Другая история русского искусства - Бобриков Алексей Алексеевич
Шрифт:
Интервал:
Закладка:
Первые произведения этого нового кабинетного бидермайера выдержаны в эстетике своеобразного археологического натурализма: особой популярностью пользуются реконструкции Помпей и Геркуланума. В них даже есть своеобразный позитивистский пафос, стремление к абсолютной научной точности, чего не было у Семирадского, который, конечно, пользовался антиквариатом, но главным считал создание общего настроения через эффекты освещения.
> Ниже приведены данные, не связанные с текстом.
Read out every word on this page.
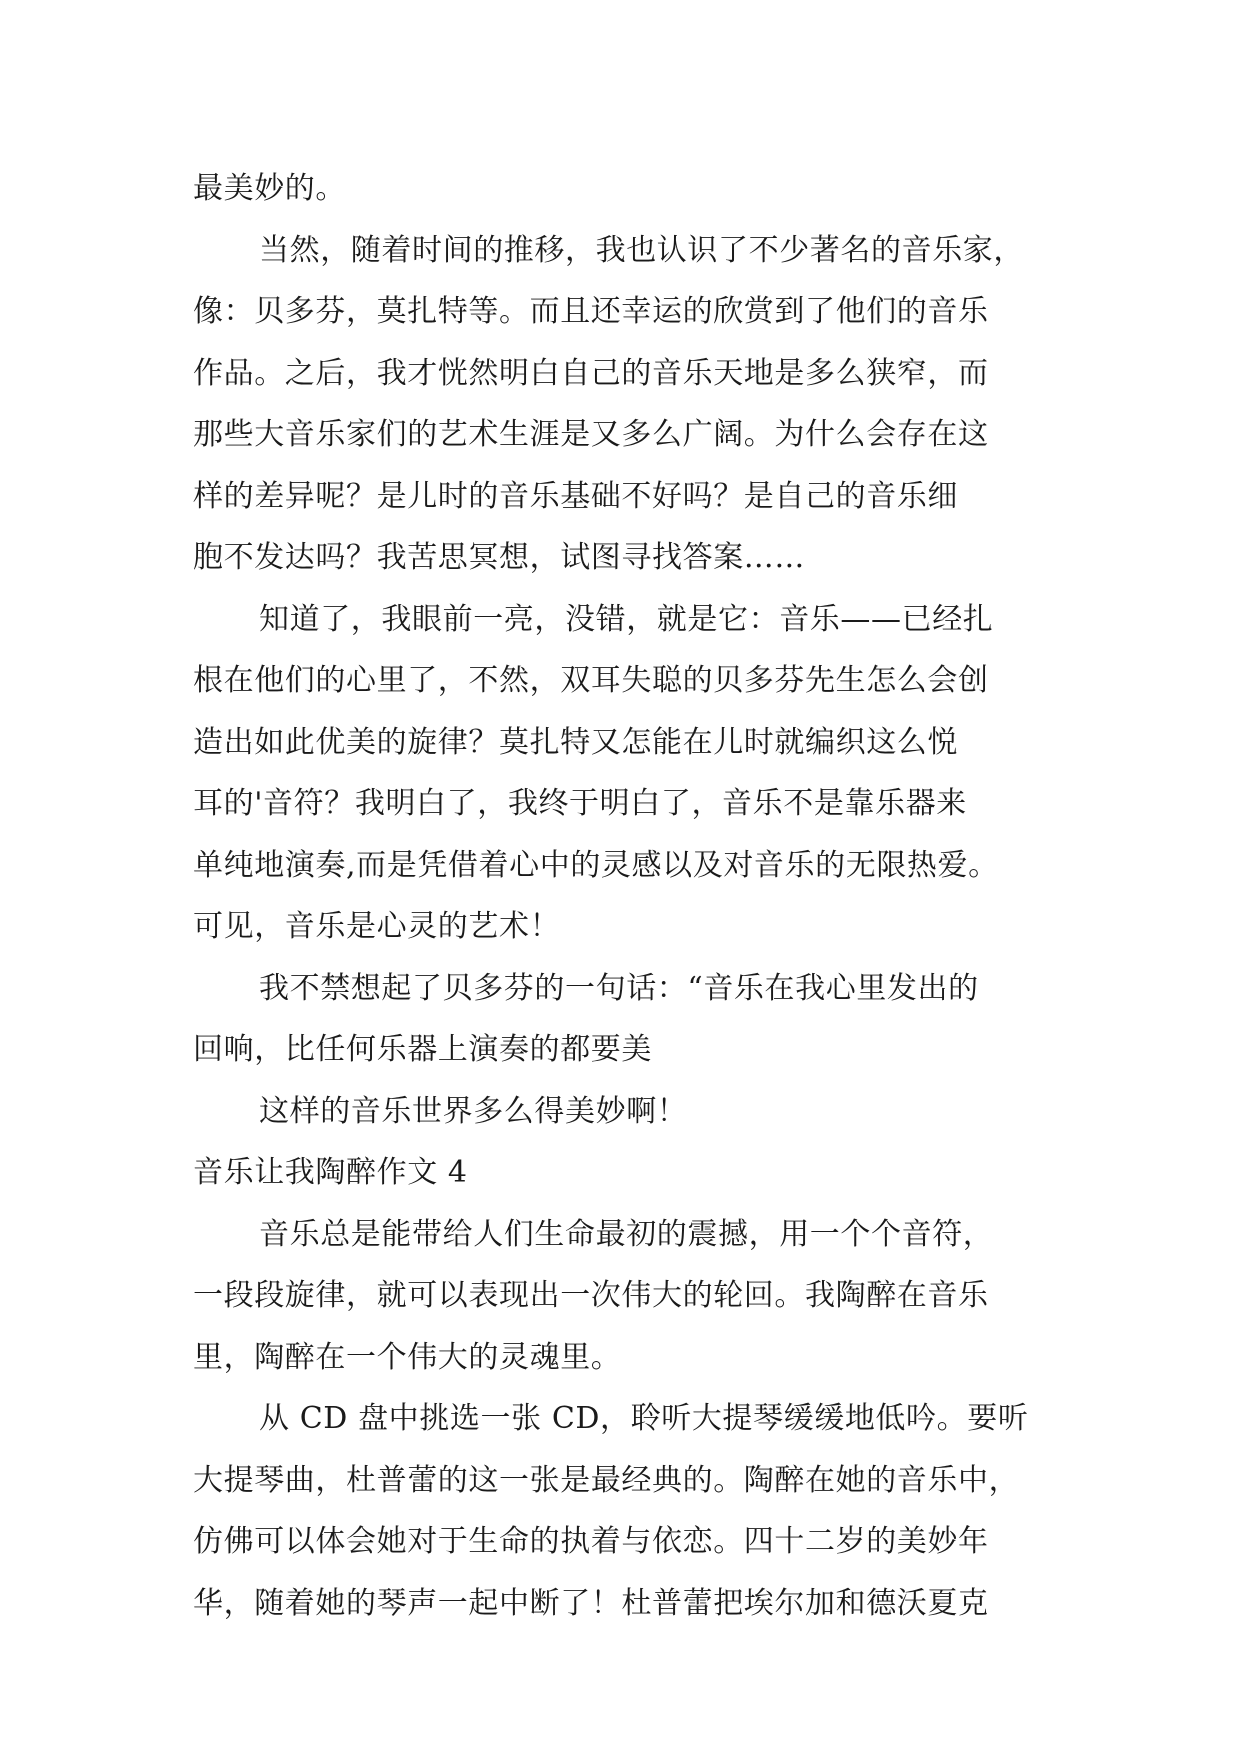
最美妙的。
当然，随着时间的推移，我也认识了不少著名的音乐家，
像：贝多芬，莫扎特等。而且还幸运的欣赏到了他们的音乐
作品。之后，我才恍然明白自己的音乐天地是多么狭窄，而
那些大音乐家们的艺术生涯是又多么广阔。为什么会存在这
样的差异呢？是儿时的音乐基础不好吗？是自己的音乐细
胞不发达吗？我苦思冥想，试图寻找答案……
知道了，我眼前一亮，没错，就是它：音乐——已经扎
根在他们的心里了，不然，双耳失聪的贝多芬先生怎么会创
造出如此优美的旋律？莫扎特又怎能在儿时就编织这么悦
耳的'音符？我明白了，我终于明白了，音乐不是靠乐器来
单纯地演奏,而是凭借着心中的灵感以及对音乐的无限热爱。
可见，音乐是心灵的艺术！
我不禁想起了贝多芬的一句话：“音乐在我心里发出的
回响，比任何乐器上演奏的都要美
这样的音乐世界多么得美妙啊！
音乐让我陶醉作文 4
音乐总是能带给人们生命最初的震撼，用一个个音符，
一段段旋律，就可以表现出一次伟大的轮回。我陶醉在音乐
里，陶醉在一个伟大的灵魂里。
从 CD 盘中挑选一张 CD，聆听大提琴缓缓地低吟。要听
大提琴曲，杜普蕾的这一张是最经典的。陶醉在她的音乐中，
仿佛可以体会她对于生命的执着与依恋。四十二岁的美妙年
华，随着她的琴声一起中断了！杜普蕾把埃尔加和德沃夏克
Сначала преобладают просто уличные виды и незамысловатые, почти бессюжетные уличные сцены. Образцы такого рода реконструкций есть у Александра Сведомского («Улица в древней Помпее», 1882, ГТГ), Ивана Селезнева («В Помпее», 1886, ГРМ), Александра Киселева. Потом начинают преобладать интерьерные сцены, уводящие новых академических натуралистов еще дальше от Семирадского. В интерьерных реконструкциях устанавливается принцип музейной экспозиции со специальным искусственным освещением, лишенным рефлексов. Сюжеты позднего бидермайера становятся более развернутыми; появляются анекдоты. Герои меняются: теперь это городские обыватели, «маленькие люди» Античности, а не патриции на виллах, как у Семирадского. Мещанский контекст означает запрет на наготу и эротику и, конечно, предполагает полное отсутствие «неронизма». Господствуют ни к чему не обязывающие сюжеты с оттенком мирного юмора: безделье, ожидание, болтовня, ухаживания, легкие любовные интриги.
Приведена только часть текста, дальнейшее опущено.